For severely dysfunctional reasons this guide cannot easily discern, 10 men will attempt to extend the Guinness World Record for the longest continuous pool game from 52 hours to—wait for it—fully 53, yes, 53 hours. It is hoped that this will decide several rounds of shouting over “who the hay is tha’ best in this here shire.”
From Thursday through Sunday, February 26 to 28, when decent folks are variously gainfully employed, shopping or attending church or synagogue, local fellows at the ironically dubbed Malarkey’s Pub in Riverside, Ohio, will waste their time, their bar-and-grill’s chalk and their physical energy playing pool excessively, until their arms fall from their sockets so only their victory cries and not their arms may punch their air, redolent with the sweet smell of victory, the very eau de cologne de Guiness. The five two-man teams should easily represent ten broken marriages by the time they have finished.
“This will be an interesting few days,” claims Bill Erby, one of the would-be record pool shatterers. He added rather obliquely, “Trying to stay up three days is definitely a challenge.”

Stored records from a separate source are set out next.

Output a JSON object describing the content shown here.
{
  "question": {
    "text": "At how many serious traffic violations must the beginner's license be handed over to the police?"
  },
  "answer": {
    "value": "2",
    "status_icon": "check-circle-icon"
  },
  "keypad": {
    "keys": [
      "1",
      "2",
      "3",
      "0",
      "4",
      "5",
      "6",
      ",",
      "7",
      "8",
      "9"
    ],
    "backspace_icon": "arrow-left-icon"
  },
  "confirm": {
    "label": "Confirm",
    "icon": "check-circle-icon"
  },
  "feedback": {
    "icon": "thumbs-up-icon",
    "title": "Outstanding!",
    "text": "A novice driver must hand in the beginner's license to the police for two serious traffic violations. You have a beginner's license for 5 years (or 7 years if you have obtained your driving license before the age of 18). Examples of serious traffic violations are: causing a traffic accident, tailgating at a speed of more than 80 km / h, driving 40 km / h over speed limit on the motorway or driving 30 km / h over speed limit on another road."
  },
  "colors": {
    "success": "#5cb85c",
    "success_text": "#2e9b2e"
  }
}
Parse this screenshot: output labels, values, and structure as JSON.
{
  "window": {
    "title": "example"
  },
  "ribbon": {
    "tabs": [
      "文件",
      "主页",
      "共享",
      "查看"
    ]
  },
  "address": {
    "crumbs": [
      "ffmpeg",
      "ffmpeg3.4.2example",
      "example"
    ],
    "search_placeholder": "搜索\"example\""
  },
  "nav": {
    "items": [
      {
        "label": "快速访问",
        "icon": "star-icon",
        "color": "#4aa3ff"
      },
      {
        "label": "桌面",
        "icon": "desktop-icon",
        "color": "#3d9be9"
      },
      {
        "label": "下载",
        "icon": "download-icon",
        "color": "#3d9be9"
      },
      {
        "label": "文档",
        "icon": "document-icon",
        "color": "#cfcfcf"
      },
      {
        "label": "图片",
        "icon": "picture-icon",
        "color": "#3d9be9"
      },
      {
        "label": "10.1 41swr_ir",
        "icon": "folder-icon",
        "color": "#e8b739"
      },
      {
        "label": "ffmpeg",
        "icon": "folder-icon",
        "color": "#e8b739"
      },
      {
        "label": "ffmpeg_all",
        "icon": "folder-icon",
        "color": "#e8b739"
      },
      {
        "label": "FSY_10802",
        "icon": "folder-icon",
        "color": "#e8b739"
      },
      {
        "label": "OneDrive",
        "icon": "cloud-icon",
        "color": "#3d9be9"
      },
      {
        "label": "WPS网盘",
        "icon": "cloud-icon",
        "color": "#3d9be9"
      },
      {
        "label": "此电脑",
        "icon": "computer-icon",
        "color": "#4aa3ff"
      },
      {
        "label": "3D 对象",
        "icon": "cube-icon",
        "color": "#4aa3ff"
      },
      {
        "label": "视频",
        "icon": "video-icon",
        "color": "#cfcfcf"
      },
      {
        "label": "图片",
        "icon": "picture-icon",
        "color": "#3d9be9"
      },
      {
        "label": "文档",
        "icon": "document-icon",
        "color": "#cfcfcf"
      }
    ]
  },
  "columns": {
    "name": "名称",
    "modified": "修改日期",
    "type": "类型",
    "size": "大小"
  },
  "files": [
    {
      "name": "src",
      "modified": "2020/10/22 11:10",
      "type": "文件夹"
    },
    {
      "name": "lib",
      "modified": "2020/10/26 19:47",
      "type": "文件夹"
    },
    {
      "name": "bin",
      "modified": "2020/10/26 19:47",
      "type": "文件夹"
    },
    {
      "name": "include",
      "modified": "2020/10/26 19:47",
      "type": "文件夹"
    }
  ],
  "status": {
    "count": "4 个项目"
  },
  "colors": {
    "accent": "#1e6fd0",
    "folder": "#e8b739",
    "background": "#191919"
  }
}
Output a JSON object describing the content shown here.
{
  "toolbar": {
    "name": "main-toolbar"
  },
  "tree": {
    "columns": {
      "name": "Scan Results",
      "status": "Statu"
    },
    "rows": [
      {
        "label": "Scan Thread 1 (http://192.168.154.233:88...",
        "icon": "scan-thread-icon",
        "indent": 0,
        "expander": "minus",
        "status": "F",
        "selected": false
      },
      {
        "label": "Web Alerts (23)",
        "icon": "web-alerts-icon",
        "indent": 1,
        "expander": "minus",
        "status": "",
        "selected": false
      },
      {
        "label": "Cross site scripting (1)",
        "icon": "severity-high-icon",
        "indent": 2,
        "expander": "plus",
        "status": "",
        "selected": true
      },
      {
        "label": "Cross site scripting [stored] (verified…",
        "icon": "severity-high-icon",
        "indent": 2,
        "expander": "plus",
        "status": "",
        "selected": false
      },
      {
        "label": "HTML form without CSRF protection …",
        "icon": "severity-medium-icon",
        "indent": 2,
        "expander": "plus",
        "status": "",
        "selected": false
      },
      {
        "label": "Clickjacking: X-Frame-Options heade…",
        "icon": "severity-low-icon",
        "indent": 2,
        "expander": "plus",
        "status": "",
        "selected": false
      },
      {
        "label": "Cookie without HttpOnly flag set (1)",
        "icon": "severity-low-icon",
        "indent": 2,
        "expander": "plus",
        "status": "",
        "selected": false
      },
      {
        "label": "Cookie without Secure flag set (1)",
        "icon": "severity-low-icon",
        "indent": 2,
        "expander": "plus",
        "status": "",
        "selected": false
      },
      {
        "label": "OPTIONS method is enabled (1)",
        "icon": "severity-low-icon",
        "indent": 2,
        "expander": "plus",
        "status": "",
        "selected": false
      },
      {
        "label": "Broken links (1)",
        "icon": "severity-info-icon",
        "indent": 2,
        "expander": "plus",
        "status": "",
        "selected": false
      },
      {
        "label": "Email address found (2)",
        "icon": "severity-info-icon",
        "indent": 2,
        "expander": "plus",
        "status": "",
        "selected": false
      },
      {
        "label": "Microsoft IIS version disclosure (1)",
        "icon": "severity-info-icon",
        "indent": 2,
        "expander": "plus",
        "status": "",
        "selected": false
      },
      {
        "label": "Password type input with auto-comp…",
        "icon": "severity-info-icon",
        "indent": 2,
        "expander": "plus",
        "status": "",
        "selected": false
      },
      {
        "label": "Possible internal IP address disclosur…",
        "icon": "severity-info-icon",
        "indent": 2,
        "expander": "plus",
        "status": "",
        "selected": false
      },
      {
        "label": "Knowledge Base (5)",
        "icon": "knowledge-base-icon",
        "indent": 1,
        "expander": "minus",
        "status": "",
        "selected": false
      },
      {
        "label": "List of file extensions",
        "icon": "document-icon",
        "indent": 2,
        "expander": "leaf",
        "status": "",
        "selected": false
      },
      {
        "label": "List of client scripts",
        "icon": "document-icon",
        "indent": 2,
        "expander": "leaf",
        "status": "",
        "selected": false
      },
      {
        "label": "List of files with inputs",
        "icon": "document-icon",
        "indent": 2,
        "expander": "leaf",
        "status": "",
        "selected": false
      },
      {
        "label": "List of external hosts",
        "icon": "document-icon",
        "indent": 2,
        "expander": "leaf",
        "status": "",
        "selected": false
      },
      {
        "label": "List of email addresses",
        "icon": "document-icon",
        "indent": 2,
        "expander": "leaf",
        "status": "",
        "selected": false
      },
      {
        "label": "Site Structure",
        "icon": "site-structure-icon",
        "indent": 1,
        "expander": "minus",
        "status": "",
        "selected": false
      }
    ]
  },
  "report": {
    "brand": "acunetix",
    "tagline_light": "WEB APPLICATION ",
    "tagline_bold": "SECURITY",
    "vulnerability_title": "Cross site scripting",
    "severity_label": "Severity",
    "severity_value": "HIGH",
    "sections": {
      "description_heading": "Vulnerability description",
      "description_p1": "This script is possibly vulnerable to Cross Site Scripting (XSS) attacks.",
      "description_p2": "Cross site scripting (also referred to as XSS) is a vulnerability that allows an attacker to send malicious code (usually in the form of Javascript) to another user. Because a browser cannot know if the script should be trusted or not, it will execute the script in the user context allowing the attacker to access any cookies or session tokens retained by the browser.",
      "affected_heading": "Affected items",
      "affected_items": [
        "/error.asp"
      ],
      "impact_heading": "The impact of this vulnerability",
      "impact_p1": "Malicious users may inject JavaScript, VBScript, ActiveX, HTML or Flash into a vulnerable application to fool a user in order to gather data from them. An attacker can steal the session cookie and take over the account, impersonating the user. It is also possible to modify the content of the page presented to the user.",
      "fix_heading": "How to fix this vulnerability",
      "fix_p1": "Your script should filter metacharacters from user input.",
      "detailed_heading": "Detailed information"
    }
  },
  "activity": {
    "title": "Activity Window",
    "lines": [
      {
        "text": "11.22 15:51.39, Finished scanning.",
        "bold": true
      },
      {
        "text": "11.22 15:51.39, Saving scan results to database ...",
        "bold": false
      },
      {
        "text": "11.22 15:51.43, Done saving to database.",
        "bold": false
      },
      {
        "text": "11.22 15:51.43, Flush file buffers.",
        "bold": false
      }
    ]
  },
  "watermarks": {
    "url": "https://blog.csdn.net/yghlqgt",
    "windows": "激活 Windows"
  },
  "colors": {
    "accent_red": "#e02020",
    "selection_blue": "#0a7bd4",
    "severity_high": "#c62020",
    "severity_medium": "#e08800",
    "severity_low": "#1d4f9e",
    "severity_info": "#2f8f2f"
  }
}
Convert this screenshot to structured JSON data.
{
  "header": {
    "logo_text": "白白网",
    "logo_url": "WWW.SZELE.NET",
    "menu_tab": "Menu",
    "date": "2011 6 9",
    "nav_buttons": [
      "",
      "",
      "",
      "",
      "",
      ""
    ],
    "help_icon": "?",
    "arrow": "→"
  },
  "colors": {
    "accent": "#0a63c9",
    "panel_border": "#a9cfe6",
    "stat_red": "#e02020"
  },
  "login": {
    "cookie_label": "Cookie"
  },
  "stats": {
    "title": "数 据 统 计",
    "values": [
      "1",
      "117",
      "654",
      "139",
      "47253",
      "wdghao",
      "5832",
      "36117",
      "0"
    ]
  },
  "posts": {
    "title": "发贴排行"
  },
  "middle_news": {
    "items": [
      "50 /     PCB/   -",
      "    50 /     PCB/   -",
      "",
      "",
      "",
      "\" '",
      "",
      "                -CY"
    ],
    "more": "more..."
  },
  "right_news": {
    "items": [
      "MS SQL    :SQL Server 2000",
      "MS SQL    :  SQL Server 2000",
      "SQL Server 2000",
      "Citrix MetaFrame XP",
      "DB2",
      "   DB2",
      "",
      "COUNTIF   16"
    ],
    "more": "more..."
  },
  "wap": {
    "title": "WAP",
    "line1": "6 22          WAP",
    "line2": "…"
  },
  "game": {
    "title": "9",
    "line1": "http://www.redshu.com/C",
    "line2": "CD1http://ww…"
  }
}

Hopefully, Erby has mastered not only the challenge of three days and nights without sleep, but the ability to rack and re-rack balls until he sees apoplectic visions assaulting him, count score, games and matches until all 1,000 bottles of beer have fallen, and converted his IRA and other retirement vehicles to pay for staggering amounts of table time.
The Guiness rules and regs will be followed to the letter. To wit:
1) each team may take only a five-minute break during each hour (creating maximal levels of sleepiness and/or induced psychosis in each participant)
2) all games set and points counted must resemble pool, even if the shooters are drooling on themselves and the cloth long before day three of their attempt
3) reporters may not use clichés when capturing the event such as “the thrill of victory or the agony of defeat” or “they came, they saw, they conquered pocket billiards” or “it was the best of pool times, it was the worst of pool times”
4) All five tables in play must be videotaped throughout the session, proving that ten actual people had enough time on their hands to pursue this goofy record pool attempt, because surely no one of intelligence can watch the whole thing unaided
Most pool pros have endured marathon sessions of 20 hours or more, climbing atop hills to win tournaments or gambling for purses of $10,000 - $20,000 or more. And doesn’t what they achieve for those overnight sessions eclipse this record attempt?